Linda Bondestam (born 1977) is a Finnish illustrator and writer of children's books.

==Early life and education==
Bondestam was born in 1977, and studied illustration at Kingston University, England.

==Illustration and writing==
Bondestom's first published work was the illustration of Linnéa och Änglarna (Linnea and the Angels) by Mikaela Sundström in 2003. Since then she has illustrated over 40 books written in Swedish or Finnish, which have been translated into many languages including Arabic, English and Ukrainian. Since 2018 she has also written and illustrated works alone.

==Awards and selected nominations==
In 2017, she won the Nordic Council Children and Young People's Literature Prize for her illustration of the book Djur som ingen sett utom vi (Animals Nobody Has Seen Except Us), written by Ulf Stark . The judges commented that: "Linda Bondestam's illustrations, with their deep red skies and intense blue-green forests, sea and mountains, bear witness to an artist who goes from strength to strength with each book."

Her book Chop Chop won the 2024 August Prize for writing for children and young adults; it was also nominated for the 2025 Nordic Council Children and Young Peoples Literature Prize.
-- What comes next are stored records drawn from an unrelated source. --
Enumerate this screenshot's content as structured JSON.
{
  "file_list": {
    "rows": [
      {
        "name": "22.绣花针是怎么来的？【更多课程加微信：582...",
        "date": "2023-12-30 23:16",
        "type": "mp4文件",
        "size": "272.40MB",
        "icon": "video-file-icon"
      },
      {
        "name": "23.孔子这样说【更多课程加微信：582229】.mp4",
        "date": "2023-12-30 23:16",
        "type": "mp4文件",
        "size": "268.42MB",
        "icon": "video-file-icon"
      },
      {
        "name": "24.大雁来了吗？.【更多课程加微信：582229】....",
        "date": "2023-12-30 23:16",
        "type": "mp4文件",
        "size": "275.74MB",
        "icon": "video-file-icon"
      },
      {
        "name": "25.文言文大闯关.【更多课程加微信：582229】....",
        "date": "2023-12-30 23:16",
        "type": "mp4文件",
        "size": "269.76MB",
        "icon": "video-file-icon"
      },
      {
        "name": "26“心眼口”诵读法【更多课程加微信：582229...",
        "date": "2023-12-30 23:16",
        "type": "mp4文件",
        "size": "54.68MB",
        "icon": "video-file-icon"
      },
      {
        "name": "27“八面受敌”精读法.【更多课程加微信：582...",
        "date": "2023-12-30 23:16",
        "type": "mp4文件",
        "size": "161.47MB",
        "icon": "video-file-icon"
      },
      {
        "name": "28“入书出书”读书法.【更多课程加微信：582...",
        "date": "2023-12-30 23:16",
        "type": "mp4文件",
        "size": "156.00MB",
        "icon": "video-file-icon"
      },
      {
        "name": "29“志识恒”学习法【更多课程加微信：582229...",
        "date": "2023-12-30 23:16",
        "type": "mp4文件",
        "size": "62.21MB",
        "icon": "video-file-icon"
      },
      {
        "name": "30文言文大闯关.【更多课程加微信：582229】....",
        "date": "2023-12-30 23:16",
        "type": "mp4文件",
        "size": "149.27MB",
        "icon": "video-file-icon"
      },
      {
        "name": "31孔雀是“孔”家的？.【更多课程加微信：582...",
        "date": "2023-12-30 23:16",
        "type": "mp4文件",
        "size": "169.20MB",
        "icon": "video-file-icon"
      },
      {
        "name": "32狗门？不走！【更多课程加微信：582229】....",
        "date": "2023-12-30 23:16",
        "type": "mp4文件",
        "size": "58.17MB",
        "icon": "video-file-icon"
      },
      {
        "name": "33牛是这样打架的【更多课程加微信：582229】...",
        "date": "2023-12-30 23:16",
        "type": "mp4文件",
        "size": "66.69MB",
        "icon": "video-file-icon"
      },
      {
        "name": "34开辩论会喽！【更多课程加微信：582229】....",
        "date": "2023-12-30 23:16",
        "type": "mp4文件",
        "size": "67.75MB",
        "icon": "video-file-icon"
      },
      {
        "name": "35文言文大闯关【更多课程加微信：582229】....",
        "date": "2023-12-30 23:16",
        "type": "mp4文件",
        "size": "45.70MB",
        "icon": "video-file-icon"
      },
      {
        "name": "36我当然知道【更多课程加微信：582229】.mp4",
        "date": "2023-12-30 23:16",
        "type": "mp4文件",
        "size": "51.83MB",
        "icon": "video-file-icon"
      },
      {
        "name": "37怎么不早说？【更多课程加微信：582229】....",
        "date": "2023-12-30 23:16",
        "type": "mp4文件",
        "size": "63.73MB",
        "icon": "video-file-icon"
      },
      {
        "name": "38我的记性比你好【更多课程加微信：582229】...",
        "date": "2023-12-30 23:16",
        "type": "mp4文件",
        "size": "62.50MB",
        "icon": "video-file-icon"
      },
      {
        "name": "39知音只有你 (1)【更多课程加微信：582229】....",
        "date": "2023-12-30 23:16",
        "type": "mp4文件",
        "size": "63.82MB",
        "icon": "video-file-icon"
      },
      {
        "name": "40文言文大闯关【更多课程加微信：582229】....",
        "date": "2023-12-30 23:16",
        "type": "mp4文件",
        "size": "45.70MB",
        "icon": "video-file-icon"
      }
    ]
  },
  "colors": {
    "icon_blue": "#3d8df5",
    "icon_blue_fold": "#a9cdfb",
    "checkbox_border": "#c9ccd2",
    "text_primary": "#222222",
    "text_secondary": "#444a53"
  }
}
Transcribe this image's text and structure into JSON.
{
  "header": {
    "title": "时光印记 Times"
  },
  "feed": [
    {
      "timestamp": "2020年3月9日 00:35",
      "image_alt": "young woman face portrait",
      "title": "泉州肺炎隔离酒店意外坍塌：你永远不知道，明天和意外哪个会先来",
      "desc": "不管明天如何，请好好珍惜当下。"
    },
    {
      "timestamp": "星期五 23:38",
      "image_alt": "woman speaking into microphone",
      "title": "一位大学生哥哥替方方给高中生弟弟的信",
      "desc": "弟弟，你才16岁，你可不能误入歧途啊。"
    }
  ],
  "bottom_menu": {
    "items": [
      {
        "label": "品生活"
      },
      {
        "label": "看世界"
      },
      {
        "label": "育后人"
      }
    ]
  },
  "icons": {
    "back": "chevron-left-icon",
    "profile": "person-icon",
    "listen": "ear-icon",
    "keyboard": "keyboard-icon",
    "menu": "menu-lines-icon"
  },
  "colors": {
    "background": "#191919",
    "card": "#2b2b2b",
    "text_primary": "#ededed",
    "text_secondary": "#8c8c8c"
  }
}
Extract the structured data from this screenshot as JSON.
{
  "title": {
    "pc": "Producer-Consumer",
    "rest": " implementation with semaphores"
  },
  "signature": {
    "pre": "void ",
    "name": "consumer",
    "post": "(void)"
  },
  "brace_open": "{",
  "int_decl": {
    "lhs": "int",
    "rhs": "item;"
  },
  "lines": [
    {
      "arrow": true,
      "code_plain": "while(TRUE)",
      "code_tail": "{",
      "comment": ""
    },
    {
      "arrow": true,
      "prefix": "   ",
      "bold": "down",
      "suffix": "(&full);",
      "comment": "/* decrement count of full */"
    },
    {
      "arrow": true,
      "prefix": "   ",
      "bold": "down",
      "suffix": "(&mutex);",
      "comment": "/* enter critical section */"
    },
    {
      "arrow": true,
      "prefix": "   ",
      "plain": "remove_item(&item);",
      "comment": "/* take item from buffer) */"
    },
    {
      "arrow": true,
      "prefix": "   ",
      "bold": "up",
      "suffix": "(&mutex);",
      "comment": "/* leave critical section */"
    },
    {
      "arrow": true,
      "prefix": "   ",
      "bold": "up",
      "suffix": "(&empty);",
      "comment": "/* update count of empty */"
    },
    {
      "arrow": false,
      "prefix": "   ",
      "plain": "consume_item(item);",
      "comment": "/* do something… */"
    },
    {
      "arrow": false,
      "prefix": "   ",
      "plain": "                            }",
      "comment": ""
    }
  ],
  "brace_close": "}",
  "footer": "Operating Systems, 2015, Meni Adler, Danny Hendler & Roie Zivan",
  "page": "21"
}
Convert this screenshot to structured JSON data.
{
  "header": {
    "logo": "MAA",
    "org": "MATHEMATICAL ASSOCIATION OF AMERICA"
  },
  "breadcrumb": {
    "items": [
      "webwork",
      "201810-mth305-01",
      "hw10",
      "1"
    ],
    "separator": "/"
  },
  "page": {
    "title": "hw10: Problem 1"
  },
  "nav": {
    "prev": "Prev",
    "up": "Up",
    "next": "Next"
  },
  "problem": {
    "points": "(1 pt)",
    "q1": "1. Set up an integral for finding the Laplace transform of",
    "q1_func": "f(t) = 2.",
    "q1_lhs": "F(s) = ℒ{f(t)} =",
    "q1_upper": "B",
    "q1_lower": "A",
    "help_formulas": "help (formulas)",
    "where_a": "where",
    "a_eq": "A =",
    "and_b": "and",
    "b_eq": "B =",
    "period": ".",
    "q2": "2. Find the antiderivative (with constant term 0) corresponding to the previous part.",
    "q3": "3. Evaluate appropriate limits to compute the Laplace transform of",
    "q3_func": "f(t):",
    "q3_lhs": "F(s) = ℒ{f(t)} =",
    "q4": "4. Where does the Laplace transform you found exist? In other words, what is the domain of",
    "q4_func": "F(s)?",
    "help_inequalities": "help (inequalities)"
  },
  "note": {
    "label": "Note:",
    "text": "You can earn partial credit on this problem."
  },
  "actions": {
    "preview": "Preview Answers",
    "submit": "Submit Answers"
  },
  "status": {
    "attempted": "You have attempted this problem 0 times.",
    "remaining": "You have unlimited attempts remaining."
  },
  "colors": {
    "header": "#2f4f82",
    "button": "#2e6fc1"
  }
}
This was the fourth book she had both written and illustrated.

In 2026 she was nominated for the Hans Christian Andersen Award for illlustrators, which "recognize[s] lifelong achievement" of "an illustrator whose complete works have made an important, lasting contribution to children's literature".

She has been nominated for the Astrid Lindgren Memorial Award in 2010, 2020, 2021, 2022, 2023, 2024, 2025 and 2026.